What are We Doing to Address Salinization Issues in the Southeast U.S.?
The USDA Southeast Climate Hub is working with federal, state, and local public and private groups to better understand the current and projected rate and extent of saltwater intrusion, monitor salinity levels and impacts on crops and forests, and inform producers about adaptation options to improve resilience to saltwater intrusion and soil salinization.
During October 2019 the Southeast Hub hosted a workshop with local and regional subject matter experts to share knowledge and develop plans for addressing salinization issues in the region.
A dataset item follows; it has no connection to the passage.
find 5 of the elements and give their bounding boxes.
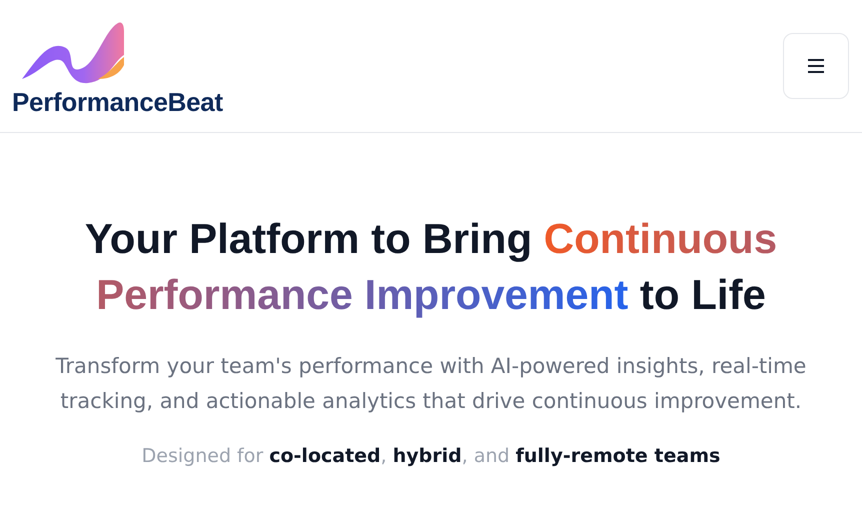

The workshop was sponsored by the State Climate Office of North Carolina, and Director Kathie Dello gave the keynote address. Invited speakers gave short talks describing their research, what they know about current and future salinity issues, and management options for improving productivity and resilience of working lands. Group discussions followed each presentation to allow for questions and information sharing.
Information learned during and after the workshop was used to develop Identification, Mitigation, and Adaptation to Salinization on Working Lands in the U.S. Southeast, a soil salinization mitigation and adaptation manual for farm and forest management. The manual will allow land managers to identify the stage, cause, and likely progression of salinization on their land, mitigation options if possible, and if not, adaptation strategies that are available.
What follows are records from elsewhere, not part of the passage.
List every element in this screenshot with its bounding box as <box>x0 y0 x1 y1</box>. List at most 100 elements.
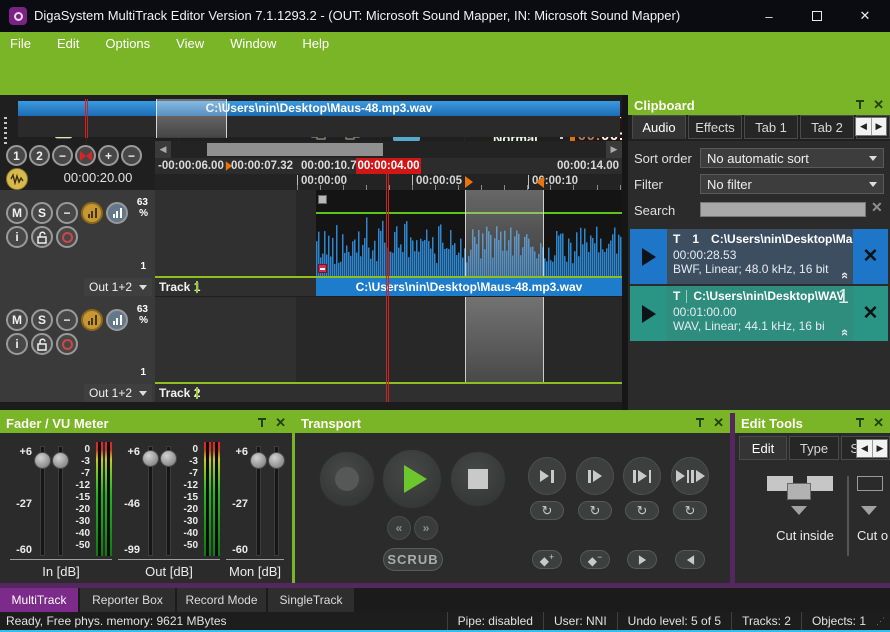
resize-grip-icon[interactable]: ⋰ <box>876 616 890 627</box>
loop-2-button[interactable]: ↻ <box>578 501 612 520</box>
scroll-left-icon[interactable]: ◀ <box>155 141 171 158</box>
track1-meter-a-button[interactable] <box>81 202 103 224</box>
track2-minimize-button[interactable]: − <box>56 309 78 331</box>
scroll-right-icon[interactable]: ▶ <box>606 141 622 158</box>
menu-help[interactable]: Help <box>302 36 329 51</box>
out-knob-right[interactable] <box>160 450 177 467</box>
record-button[interactable] <box>318 450 376 508</box>
scrub-button[interactable]: SCRUB <box>383 548 443 571</box>
item2-collapse-icon[interactable]: « <box>838 329 853 336</box>
edit-tab-scroll-right-icon[interactable]: ▶ <box>872 440 887 457</box>
zoom-selection-icon[interactable] <box>75 145 96 166</box>
out-knob-left[interactable] <box>142 450 159 467</box>
transport-close-icon[interactable]: ✕ <box>713 415 724 431</box>
scrollbar-thumb[interactable] <box>207 143 383 156</box>
rewind-button[interactable]: « <box>387 516 411 540</box>
play-around-selection-button[interactable] <box>671 457 709 495</box>
object-handle-bottom[interactable] <box>318 264 327 273</box>
tab-2[interactable]: Tab 2 <box>800 115 854 139</box>
item1-play-button[interactable] <box>630 229 667 284</box>
track2-lock-icon[interactable] <box>31 333 53 355</box>
remove-marker-button[interactable]: ◆− <box>580 550 610 569</box>
overview-file-bar[interactable]: C:\Users\nin\Desktop\Maus-48.mp3.wav <box>18 101 620 116</box>
zoom-preset-2-button[interactable]: 2 <box>29 145 50 166</box>
overview-playhead[interactable] <box>85 99 88 138</box>
zoom-out-button[interactable]: − <box>121 145 142 166</box>
track1-file-bar[interactable]: C:\Users\nin\Desktop\Maus-48.mp3.wav <box>316 278 622 296</box>
tab-reporter-box[interactable]: Reporter Box <box>80 588 175 612</box>
cut-inside-tool[interactable]: Cut inside <box>765 470 845 550</box>
mark-in-flag-icon[interactable] <box>465 176 473 188</box>
menu-file[interactable]: File <box>10 36 31 51</box>
ruler-values-row[interactable]: -00:00:06.00 00:00:07.32 00:00:10.71 00:… <box>155 158 622 174</box>
cut-outside-tool[interactable]: Cut o <box>857 470 890 550</box>
toolbar-grip[interactable] <box>4 117 7 144</box>
fader-close-icon[interactable]: ✕ <box>275 415 286 431</box>
track1-meter-b-button[interactable] <box>106 202 128 224</box>
transport-pin-icon[interactable] <box>695 418 705 429</box>
zoom-preset-1-button[interactable]: 1 <box>6 145 27 166</box>
play-to-soundhead-button[interactable] <box>528 457 566 495</box>
zoom-in-button[interactable]: + <box>98 145 119 166</box>
item2-play-button[interactable] <box>630 286 667 341</box>
edit-tools-tab-edit[interactable]: Edit <box>739 436 787 460</box>
loop-4-button[interactable]: ↻ <box>673 501 707 520</box>
tab-singletrack[interactable]: SingleTrack <box>268 588 354 612</box>
mark-out-flag-icon[interactable] <box>536 176 544 188</box>
close-button[interactable]: ✕ <box>842 0 888 32</box>
menu-options[interactable]: Options <box>105 36 150 51</box>
playhead[interactable] <box>386 174 389 402</box>
play-selection-button[interactable] <box>623 457 661 495</box>
maximize-button[interactable] <box>794 0 840 32</box>
forward-button[interactable]: » <box>414 516 438 540</box>
mon-knob-right[interactable] <box>268 452 285 469</box>
search-input[interactable] <box>700 202 866 217</box>
sort-order-select[interactable]: No automatic sort <box>700 148 884 168</box>
menu-edit[interactable]: Edit <box>57 36 79 51</box>
pin-icon[interactable] <box>855 100 865 111</box>
menu-window[interactable]: Window <box>230 36 276 51</box>
play-from-soundhead-button[interactable] <box>576 457 614 495</box>
track1-record-button[interactable] <box>56 226 78 248</box>
minimize-button[interactable]: – <box>746 0 792 32</box>
stop-button[interactable] <box>449 450 507 508</box>
track2-record-button[interactable] <box>56 333 78 355</box>
track1-lock-icon[interactable] <box>31 226 53 248</box>
tab-record-mode[interactable]: Record Mode <box>177 588 266 612</box>
tab-scroll-right-icon[interactable]: ▶ <box>871 118 886 135</box>
next-marker-button[interactable] <box>627 550 657 569</box>
filter-select[interactable]: No filter <box>700 174 884 194</box>
search-clear-icon[interactable]: ✕ <box>871 199 883 216</box>
track1-solo-button[interactable]: S <box>31 202 53 224</box>
tab-scroll-left-icon[interactable]: ◀ <box>856 118 871 135</box>
track2-meter-b-button[interactable] <box>106 309 128 331</box>
tab-effects[interactable]: Effects <box>688 115 742 139</box>
track1-mute-button[interactable]: M <box>6 202 28 224</box>
edit-tab-scroll-left-icon[interactable]: ◀ <box>857 440 872 457</box>
clipboard-item-2[interactable]: TC:\Users\nin\Desktop\WAV 00:01:00.00 WA… <box>630 286 888 341</box>
menu-view[interactable]: View <box>176 36 204 51</box>
track1-minimize-button[interactable]: − <box>56 202 78 224</box>
track2-solo-button[interactable]: S <box>31 309 53 331</box>
clipboard-close-icon[interactable]: ✕ <box>873 97 884 113</box>
item1-delete-button[interactable]: ✕ <box>853 229 888 284</box>
edit-tools-tab-type[interactable]: Type <box>789 436 839 460</box>
clipboard-item-1[interactable]: T1C:\Users\nin\Desktop\Mau 00:00:28.53 B… <box>630 229 888 284</box>
loop-3-button[interactable]: ↻ <box>625 501 659 520</box>
waveform-mode-icon[interactable] <box>6 168 28 190</box>
object-handle-top[interactable] <box>318 195 327 204</box>
overview-view-window[interactable] <box>156 99 227 138</box>
tab-audio[interactable]: Audio <box>632 115 686 139</box>
in-knob-left[interactable] <box>34 452 51 469</box>
tab-1[interactable]: Tab 1 <box>744 115 798 139</box>
loop-1-button[interactable]: ↻ <box>530 501 564 520</box>
edit-tools-close-icon[interactable]: ✕ <box>873 415 884 431</box>
tab-multitrack[interactable]: MultiTrack <box>0 588 78 612</box>
in-knob-right[interactable] <box>52 452 69 469</box>
item1-collapse-icon[interactable]: « <box>838 272 853 279</box>
item2-delete-button[interactable]: ✕ <box>853 286 888 341</box>
add-marker-button[interactable]: ◆+ <box>532 550 562 569</box>
zoom-minus-button[interactable]: − <box>52 145 73 166</box>
track2-output-select[interactable]: Out 1+2 <box>84 384 152 402</box>
fader-pin-icon[interactable] <box>257 418 267 429</box>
Workshop presentations can be viewed by selecting the links below:
Factors Impacting Changing Levels of Coastal Soil Salinity
- Coastal Salinization and Saltwater Intrusion Overview - Nancy Gibson, USDA Southeast Climate Hub
- Saltwater Intrusion in Agricultural Fields in Eastern North Carolina: Potential Drivers and Responses - Dr. Alex Manda, East Carolina University
- Coastal Zone and Subaqueous Soil Survey - Greg Taylor, USDA NRCS
Forestry Impacts and Adaptation
- Coastal Tidal Freshwater Forested Wetlands: Implications of Saltwater Intrusion on their Future - Dr. William Conner, Clemson University
- Modeling the Impacts of Sea Level Rise and Climate Change on Coastal Forests and Hydrology - Dr Wenhong Li, Duke University
- Detection and Forecasting Rapid Ecosystem Change on our Coastal Plain - Dr. Emily Bernhardt, Duke University
Agriculture Impacts and Adaptation
- Agricultural Adaptation to Saltwater Intrusion on the Delmarva Peninsula - Dr. Jarrod Miller, University of Delaware
- Saltwater Intrusion: An Expanding Problem in Coastal Agriculture - Dr. Diana Rashash, NC Cooperative Extension
- Developing Adaptive Management Strategies to Minimize the Impacts of Saltwater Inundation on Agricultural Lands - Chris Miller, USDA NRCS/NE & SE Climate Hubs Liaison
Adaptation through Water Control Structures
- Adaptive Management Strategies to Address Saltwater Intrusion at Alligator River NWR - Eric Soderholm, Nature Conservancy
- Slowing Salinization: The Effectiveness of Flood Adaptation - Dr. Molly Mitchell, Virginia Institute of Marine Science
Adaptation options include growing alternative crops, developing salt tolerant crops, planting salt tolerant plant buffers, or applying for a wetland easement. Remediation options have shown varied success and are dependent on site-specific characteristics. For example, applying gypsum and leaching with non-saline freshwater may be able to restore the soil in well-drained areas with sufficient freshwater availability. Salt-tolerant crops, such as seashore mallow (right), have shown promise as non-traditional crops for biofuels and biodegradable absorbents.
There is a lack of knowledge on the economic costs and benefits associated with adaptation options. Depending on the region these economic factors can vary, which makes the decision to use new management practices site-specific. Solutions to salt water issues are promising in theory but must be profitable in practice to be useful to farmers and land managers. It will take time to understand how these solutions perform in practice and to identify the regional markets for alternative crops.